V. Klein, M. Davids, L. Schad, L. Wald and B. Guérin

Magn Reson Med,, Press

Cardiac stimulation (CS) limits to gradient coil switching speed are difficult to measure in humans; instead, current regulatory guidelines (IEC 60601-2-33) are based on animal experiments and electric field-to-dB/dt conversion factors computed for a simple, homogeneous body model.
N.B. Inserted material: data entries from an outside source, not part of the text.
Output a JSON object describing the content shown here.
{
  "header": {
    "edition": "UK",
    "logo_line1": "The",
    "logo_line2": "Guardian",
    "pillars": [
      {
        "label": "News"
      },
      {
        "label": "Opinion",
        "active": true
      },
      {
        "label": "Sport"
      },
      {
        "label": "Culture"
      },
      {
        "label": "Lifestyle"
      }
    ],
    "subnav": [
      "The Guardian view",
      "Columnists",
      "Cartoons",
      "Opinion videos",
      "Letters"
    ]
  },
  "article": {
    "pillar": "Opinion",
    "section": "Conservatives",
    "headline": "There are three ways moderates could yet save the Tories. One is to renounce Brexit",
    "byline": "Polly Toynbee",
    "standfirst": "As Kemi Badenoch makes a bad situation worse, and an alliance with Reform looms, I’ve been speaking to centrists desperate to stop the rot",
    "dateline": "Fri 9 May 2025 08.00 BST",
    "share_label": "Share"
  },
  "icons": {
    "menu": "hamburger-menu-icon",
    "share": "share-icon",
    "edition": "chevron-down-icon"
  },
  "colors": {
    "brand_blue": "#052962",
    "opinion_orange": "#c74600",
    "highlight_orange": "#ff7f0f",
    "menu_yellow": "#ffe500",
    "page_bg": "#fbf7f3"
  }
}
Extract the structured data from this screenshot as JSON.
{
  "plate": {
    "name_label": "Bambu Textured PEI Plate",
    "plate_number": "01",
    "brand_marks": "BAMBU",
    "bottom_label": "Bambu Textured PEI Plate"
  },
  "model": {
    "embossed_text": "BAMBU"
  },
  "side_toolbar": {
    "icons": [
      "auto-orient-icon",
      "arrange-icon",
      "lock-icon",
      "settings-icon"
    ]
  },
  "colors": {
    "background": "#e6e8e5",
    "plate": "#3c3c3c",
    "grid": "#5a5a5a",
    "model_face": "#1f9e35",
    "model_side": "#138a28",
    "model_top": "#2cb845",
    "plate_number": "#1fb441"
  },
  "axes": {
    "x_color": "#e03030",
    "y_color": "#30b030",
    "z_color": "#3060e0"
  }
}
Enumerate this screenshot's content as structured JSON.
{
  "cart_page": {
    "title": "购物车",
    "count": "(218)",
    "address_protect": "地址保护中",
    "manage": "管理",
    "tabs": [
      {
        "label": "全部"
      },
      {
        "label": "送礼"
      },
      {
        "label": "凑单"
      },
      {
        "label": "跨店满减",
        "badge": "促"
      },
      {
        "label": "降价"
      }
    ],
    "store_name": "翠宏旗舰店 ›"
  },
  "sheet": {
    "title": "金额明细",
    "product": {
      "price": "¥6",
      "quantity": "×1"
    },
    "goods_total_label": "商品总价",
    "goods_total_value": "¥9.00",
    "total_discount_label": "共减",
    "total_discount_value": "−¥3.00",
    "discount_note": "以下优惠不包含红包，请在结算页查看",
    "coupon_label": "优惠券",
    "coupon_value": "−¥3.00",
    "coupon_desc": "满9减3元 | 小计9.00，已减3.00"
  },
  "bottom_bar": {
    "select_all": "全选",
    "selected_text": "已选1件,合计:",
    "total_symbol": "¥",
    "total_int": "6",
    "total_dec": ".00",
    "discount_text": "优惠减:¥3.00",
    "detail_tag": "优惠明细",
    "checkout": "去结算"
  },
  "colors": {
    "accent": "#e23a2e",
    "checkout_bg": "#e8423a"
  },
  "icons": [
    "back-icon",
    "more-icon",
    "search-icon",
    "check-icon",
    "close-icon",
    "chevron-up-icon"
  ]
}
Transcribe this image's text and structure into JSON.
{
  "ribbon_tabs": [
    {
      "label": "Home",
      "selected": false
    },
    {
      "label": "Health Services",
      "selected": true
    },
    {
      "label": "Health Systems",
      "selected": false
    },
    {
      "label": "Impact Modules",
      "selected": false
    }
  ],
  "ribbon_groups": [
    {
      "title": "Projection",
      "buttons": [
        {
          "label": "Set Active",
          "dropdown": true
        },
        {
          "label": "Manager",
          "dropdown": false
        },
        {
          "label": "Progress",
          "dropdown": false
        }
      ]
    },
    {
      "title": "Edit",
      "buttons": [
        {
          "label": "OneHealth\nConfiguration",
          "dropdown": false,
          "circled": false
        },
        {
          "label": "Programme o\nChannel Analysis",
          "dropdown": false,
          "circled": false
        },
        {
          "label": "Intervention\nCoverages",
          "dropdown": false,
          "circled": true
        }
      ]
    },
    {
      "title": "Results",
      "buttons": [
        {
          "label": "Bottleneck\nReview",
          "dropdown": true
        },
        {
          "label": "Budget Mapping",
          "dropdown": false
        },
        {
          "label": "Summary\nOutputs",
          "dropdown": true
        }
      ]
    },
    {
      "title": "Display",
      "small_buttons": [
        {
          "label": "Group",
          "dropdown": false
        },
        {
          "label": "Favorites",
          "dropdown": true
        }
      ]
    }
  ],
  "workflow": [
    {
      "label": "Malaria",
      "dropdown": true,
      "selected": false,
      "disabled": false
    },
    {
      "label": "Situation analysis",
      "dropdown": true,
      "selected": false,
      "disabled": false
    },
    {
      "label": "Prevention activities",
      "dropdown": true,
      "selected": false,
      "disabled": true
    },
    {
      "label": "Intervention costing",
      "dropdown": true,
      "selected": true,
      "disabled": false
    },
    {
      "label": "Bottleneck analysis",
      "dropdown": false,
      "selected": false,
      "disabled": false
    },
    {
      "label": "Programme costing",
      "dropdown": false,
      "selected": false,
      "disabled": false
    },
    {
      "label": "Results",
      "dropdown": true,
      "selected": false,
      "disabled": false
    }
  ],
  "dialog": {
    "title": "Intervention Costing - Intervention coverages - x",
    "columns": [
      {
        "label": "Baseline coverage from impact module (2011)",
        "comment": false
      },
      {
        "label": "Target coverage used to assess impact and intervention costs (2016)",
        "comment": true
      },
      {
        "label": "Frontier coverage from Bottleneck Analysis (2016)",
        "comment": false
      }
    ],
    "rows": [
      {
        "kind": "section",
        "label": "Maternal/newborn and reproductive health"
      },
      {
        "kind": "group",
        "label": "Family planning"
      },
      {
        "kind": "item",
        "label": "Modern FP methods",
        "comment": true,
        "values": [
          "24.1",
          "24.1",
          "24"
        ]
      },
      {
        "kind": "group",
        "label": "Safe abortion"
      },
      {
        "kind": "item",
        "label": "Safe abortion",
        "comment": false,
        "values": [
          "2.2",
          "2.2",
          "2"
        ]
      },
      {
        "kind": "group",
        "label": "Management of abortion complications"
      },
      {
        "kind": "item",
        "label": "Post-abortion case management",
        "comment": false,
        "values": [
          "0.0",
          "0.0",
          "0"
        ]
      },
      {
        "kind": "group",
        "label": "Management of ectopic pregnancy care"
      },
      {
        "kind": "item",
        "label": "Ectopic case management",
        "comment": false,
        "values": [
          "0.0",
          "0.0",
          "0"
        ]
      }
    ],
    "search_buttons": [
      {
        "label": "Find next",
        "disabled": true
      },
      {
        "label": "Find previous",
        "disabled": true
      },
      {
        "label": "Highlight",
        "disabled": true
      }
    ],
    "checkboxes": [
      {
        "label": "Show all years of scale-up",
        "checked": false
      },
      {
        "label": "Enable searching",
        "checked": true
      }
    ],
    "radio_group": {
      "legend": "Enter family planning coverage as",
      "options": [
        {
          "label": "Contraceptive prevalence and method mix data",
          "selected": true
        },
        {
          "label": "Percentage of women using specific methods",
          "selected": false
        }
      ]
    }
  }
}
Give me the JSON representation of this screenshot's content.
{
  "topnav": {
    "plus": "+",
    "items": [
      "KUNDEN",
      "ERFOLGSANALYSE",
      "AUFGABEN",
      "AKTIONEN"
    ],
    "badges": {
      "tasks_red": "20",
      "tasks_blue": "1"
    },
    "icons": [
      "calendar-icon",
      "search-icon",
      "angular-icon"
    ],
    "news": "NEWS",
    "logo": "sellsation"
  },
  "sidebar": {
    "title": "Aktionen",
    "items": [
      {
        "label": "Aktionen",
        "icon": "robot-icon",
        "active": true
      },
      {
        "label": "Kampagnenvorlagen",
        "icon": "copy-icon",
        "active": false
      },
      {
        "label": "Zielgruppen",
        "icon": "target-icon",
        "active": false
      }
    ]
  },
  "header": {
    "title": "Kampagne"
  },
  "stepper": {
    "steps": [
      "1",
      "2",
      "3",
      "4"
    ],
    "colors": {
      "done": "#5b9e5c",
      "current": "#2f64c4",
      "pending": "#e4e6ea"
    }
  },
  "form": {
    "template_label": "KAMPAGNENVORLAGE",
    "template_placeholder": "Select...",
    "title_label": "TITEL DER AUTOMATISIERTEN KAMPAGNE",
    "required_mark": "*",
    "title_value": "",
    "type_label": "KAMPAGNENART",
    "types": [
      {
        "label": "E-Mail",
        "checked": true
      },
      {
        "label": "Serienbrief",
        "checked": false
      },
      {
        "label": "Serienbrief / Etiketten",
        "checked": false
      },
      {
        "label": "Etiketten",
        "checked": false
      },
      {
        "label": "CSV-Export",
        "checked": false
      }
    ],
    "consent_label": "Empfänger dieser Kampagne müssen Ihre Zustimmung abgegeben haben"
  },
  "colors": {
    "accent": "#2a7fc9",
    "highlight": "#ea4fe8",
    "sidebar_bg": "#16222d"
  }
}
We propose improvement to this methodology by using more detailed CS modeling based on realistic body models and electrophysiological models of excitable cardiac fibers. We compute electric fields induced by a solenoid, coplanar loops, and a commercial gradient coil in two human body models and a canine model. The canine simulations mimic previously published experiments. We generate realistic fiber topologies for the cardiac Purkinje and ventricular muscle fiber networks using rule-based algorithms, and evaluate CS thresholds using validated electrodynamic models of these fibers. We were able to reproduce the average measured canine CS thresholds within 5%. In all simulations, the Purkinje fibers were stimulated before the ventricular fibers, and therefore set the effective CS threshold. For the investigated gradient coil, simulated CS thresholds for the x-, y-, and z-axis were at least one order of magnitude greater than the International Electrotechnical Commission limit. We demonstrate an approach to simulate gradient-induced CS using a combination of electromagnetic and electrophysiological modeling. Pending additional validation, these simulations could guide the assessment of CS limits to MRI gradient coil switching speed. Such an approach may lead to less conservative, but still safe, operation limits, enabling the use of the maximum gradient amplitude versus slew rate parameter space of recent, powerful gradient systems.